Is it possible that such young children are not yet sensitive to the barbs that come with sarcasm? It is, after all, described as the lowest form of wit, cruelly aimed at belittling or hurting someone, and to laugh at their expense.
The brief discussion that followed drew me back to a workshop I had attended, part of which dealt with the unwitting influence teachers can have on their charges.

Everyone loves the idea of being remembered for having been ‘inspirational’ or kind or having in some way contributed positively to the future well-being of a student who has passed through their hands at some point in their education.

What of the darker side though? What of the aspects of behaviour that have adversely affected someone? The workshop aimed at teasing out some of these qualities from the delegates to serve as a springboard for further discussion. Thus, we were asked to recall a situation when we were humiliated by a teacher. As you can imagine, a long silence followed.

At last one brave delegate shared her understanding that honesty is not always the best policy. She explained how proud she had felt when, in her final year of primary school, her appointment as the head girl was announced. “I had secretly hoped for this position,” she told us, “and was determined to be the best head girl ever.”

It was in this vein that, when the class she was in got chatting and making a noise while their teacher was out for some time, she dutifully raised her hand when the teacher asked the noisy ones to own up on her return. Instead of being praised for her honesty – as the others had been – this girl was subjected to the full blast of sarcasm from the teacher, all relating to her position as the head girl. “The worst is that I was the only one left standing. I quivered all over with fright, was made to feel the noise-making was all my fault and that I was a total failure for not preventing it.” The resulting humiliation lasted for over thirty years during which, this delegate said, she had shied away from taking on any position of public responsibility.
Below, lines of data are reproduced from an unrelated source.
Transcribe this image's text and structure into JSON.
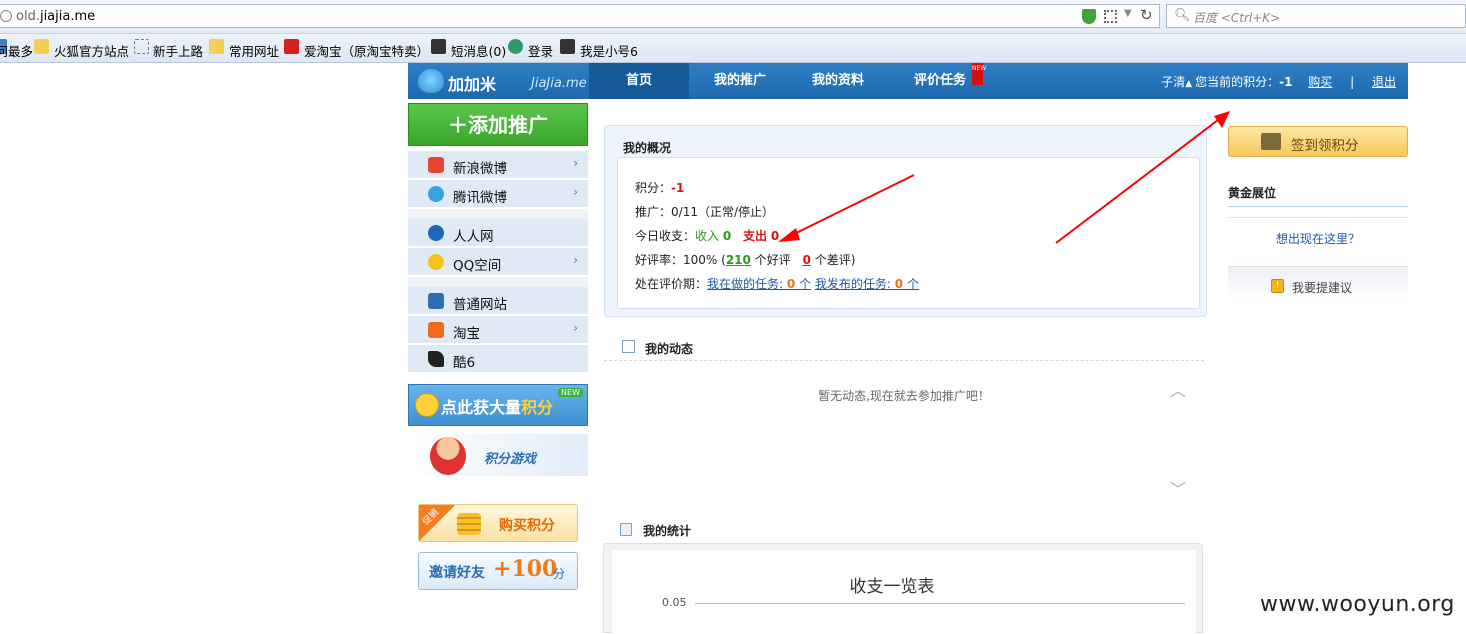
{
  "browser": {
    "url_prefix": "old.",
    "url_host": "jiajia.me",
    "search_placeholder": "百度 <Ctrl+K>"
  },
  "bookmarks": [
    "访问最多",
    "火狐官方站点",
    "新手上路",
    "常用网址",
    "爱淘宝（原淘宝特卖）",
    "短消息(0)",
    "登录",
    "我是小号6"
  ],
  "header": {
    "logo_text": "加加米",
    "logo_sub": "JiaJia.me",
    "nav": [
      "首页",
      "我的推广",
      "我的资料",
      "评价任务"
    ],
    "nav_badge": "NEW",
    "user_name": "子清",
    "points_label": "您当前的积分：",
    "points_value": "-1",
    "buy_link": "购买",
    "logout_link": "退出"
  },
  "sidebar": {
    "add_button": "添加推广",
    "items": [
      "新浪微博",
      "腾讯微博",
      "人人网",
      "QQ空间",
      "普通网站",
      "淘宝",
      "酷6"
    ],
    "earn_banner_prefix": "点此获大量",
    "earn_banner_highlight": "积分",
    "earn_banner_badge": "NEW",
    "game_banner": "积分游戏",
    "buy_tag": "促销",
    "buy_label": "购买积分",
    "invite_label": "邀请好友",
    "invite_amount": "+100",
    "invite_unit": "分"
  },
  "overview": {
    "title": "我的概况",
    "points_label": "积分：",
    "points_value": "-1",
    "promo_label": "推广：",
    "promo_value": "0/11（正常/停止）",
    "today_label": "今日收支：",
    "income_label": "收入",
    "income_value": "0",
    "expense_label": "支出",
    "expense_value": "0",
    "rating_label": "好评率：",
    "rating_value": "100% (",
    "good_count": "210",
    "good_label": "个好评",
    "bad_count": "0",
    "bad_label": "个差评)",
    "review_label": "处在评价期：",
    "doing_tasks_label": "我在做的任务:",
    "doing_tasks_count": "0",
    "doing_tasks_unit": "个",
    "published_tasks_label": "我发布的任务:",
    "published_tasks_count": "0",
    "published_tasks_unit": "个"
  },
  "activity": {
    "title": "我的动态",
    "empty_text": "暂无动态,现在就去参加推广吧！"
  },
  "stats": {
    "title": "我的统计",
    "chart_title": "收支一览表",
    "y_tick": "0.05"
  },
  "right": {
    "checkin_button": "签到领积分",
    "golden_title": "黄金展位",
    "golden_link": "想出现在这里？",
    "suggest_label": "我要提建议"
  },
  "watermark": "www.wooyun.org",
  "colors": {
    "header_blue": "#2673bb",
    "add_green": "#46b236",
    "highlight_red": "#d81313",
    "annotation_red": "#ff0000"
  }
}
Another delegate expressed her humiliation at being a member of a primary school choir and having to be a ‘goldfish’ and mouth the words while the others sang. “I don’t sing to this day,” she said.

Even years later, one delgate still remembers the long red nails of a teacher tapping her on the head in time with the words “you – are – stupid!”
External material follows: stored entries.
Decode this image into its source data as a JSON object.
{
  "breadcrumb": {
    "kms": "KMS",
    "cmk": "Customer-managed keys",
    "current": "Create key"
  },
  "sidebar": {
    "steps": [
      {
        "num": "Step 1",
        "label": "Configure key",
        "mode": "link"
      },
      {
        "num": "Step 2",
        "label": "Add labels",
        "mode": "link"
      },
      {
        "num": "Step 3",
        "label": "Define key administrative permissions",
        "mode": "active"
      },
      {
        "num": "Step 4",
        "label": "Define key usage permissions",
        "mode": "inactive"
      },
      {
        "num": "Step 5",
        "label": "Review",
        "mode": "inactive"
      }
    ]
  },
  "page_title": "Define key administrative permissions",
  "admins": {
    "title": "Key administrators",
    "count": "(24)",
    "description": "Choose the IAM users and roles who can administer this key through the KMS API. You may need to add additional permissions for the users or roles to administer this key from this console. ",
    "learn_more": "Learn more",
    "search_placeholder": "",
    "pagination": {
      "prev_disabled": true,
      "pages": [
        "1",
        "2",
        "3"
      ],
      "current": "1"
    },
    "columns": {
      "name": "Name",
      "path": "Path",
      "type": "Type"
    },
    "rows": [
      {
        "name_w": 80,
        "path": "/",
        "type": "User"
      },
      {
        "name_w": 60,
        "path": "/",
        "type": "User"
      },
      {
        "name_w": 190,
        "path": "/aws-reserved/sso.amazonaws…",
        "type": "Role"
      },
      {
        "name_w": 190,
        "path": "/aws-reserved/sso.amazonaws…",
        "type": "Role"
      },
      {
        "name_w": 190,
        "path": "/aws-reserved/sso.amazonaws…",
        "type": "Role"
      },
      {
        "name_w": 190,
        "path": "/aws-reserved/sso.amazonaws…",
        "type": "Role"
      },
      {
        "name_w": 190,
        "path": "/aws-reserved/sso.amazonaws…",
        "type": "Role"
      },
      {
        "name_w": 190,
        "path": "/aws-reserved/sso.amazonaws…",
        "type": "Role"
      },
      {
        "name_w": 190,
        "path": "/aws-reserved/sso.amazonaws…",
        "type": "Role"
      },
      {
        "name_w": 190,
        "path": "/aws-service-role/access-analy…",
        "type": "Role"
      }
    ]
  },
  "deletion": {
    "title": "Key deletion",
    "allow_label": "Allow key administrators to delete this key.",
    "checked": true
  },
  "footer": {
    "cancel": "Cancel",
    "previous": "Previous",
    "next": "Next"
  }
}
A woman confessed that she had been ‘rather chubby’ in primary school. A teacher of hers once commented, “You have two good-looking parents, what happened to you?” Unsurprisingly, this woman said she still had a complex about her looks and found it difficult to graciously accept personal compliments.
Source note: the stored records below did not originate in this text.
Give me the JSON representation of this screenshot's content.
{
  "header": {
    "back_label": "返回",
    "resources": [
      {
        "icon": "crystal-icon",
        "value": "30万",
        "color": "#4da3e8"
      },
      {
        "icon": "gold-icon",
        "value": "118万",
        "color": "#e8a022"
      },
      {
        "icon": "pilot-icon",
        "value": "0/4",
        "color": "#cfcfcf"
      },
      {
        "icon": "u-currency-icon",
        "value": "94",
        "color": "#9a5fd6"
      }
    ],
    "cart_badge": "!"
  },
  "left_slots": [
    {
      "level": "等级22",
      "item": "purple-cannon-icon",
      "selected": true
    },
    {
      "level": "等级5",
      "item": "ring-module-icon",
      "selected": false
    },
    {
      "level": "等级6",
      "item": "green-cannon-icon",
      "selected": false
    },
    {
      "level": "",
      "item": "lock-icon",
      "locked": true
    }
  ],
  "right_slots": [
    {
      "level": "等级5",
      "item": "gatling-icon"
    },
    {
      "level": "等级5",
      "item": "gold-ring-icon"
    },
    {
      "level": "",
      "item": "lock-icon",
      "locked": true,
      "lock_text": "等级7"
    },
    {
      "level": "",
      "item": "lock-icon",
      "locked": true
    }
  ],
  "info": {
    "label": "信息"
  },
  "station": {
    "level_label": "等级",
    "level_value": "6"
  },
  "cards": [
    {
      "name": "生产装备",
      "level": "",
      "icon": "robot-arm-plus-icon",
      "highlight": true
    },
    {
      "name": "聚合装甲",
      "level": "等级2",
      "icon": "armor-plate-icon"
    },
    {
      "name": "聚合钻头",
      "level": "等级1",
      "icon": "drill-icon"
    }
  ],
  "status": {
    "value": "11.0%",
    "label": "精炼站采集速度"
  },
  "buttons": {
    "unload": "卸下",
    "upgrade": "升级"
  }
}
What these examples demonstrate is that humiliation can have a particularly detrimental impact on young children. A common thread of the discussion that followed was that these acts of humiliation still had the power to make the victims cringe decades after the event.

Is humiliation the sole preserve of teachers? Hardly, when one considers the significant role of parenting. Surely the way a child develops is also strongly influenced by the way his or her family functions? Perhaps then, as parents and grandparents, we too need to be more careful about the way we speak to our children and the behaviour we model for them.